CAPE CANAVERAL, Fla. (AP) — NASA is racing to save an aging telescope from falling back to Earth with a daring rescue mission.
The $30 million salvage operation gets underway as soon as this week with the planned launch of a robotic lifesaver.
NASA hired startup Katalyst Space Technologies to boost the Swift Observatory to a higher orbit where it can continue hunting for some of the universe’s biggest explosions. A three-armed spacecraft built by Katalyst will chase after Swift once it takes off from an atoll in the Pacific’s Marshall Islands aboard an airplane-launched Pegasus rocket. Liftoff could occur as early as Tuesday.
Scanning the cosmos since its launch in 2004, Swift has been sinking faster and faster because of recent intense solar activity. It needs to get to a higher, more stable orbit as soon as possible to survive.
NASA’s Hubble Space Telescope — also at risk — could be next.
Like Swift, Hubble is losing altitude as the sun erupts with one flare after another. Katalyst Space CEO Ghonhee Lee said his company’s next-generation robot, still in development, could save the day for the much bigger Hubble in a couple years.
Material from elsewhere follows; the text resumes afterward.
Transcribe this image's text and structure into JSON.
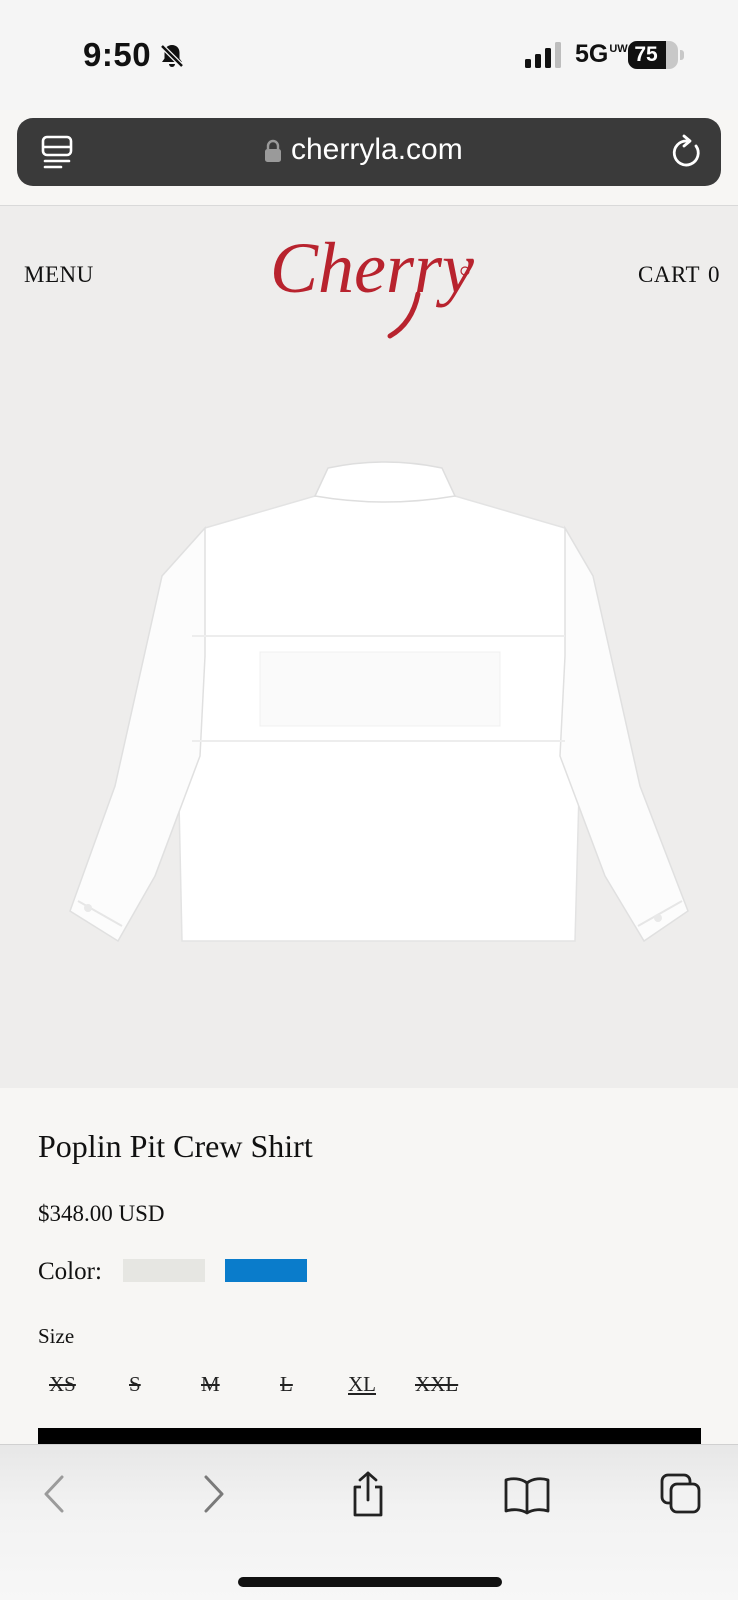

Only China has attempted a mission like the upcoming one, successfully boosting a satellite into a higher graveyard orbit four years ago.
“This is the first American space robot to go up and do anything like this,” Lee told The Associated Press. “NASA has all these big senior observatories … all of them can benefit from a service like this. So what we’re proving with this mission is this is a new play in the playbook that’s available.”
It will take Katalyst’s autonomous spacecraft, named Lift, about a month to rendezvous with Swift and catch it, and another couple months to raise its orbit from the current 224 miles (360 kilometers) to the desired 373 miles (600 kilometers).
The 1.6-ton (1.4-metric ton) gamma ray observatory must be above 185 miles (300 kilometers) for the rescue to work. It’s expected to reach that point of no return in October, according to the latest estimates.
Roughly the size of a small kitchen refrigerator with a 40-foot (12-meter) solar wingspan, Lift sports three arms with a reach of just over 3 feet (1 meter). Each arm has two finger-like pinching grippers that resemble the hands of a Lego mini figure.
If all goes well, Swift could be back in business by September, according to Lee.
Worth hundreds of millions of dollars, Swift was never designed to be repaired, let alone retrieved by hands — human or otherwise. That’s what makes this so challenging, according to company officials, who stress there is no guarantee it will work.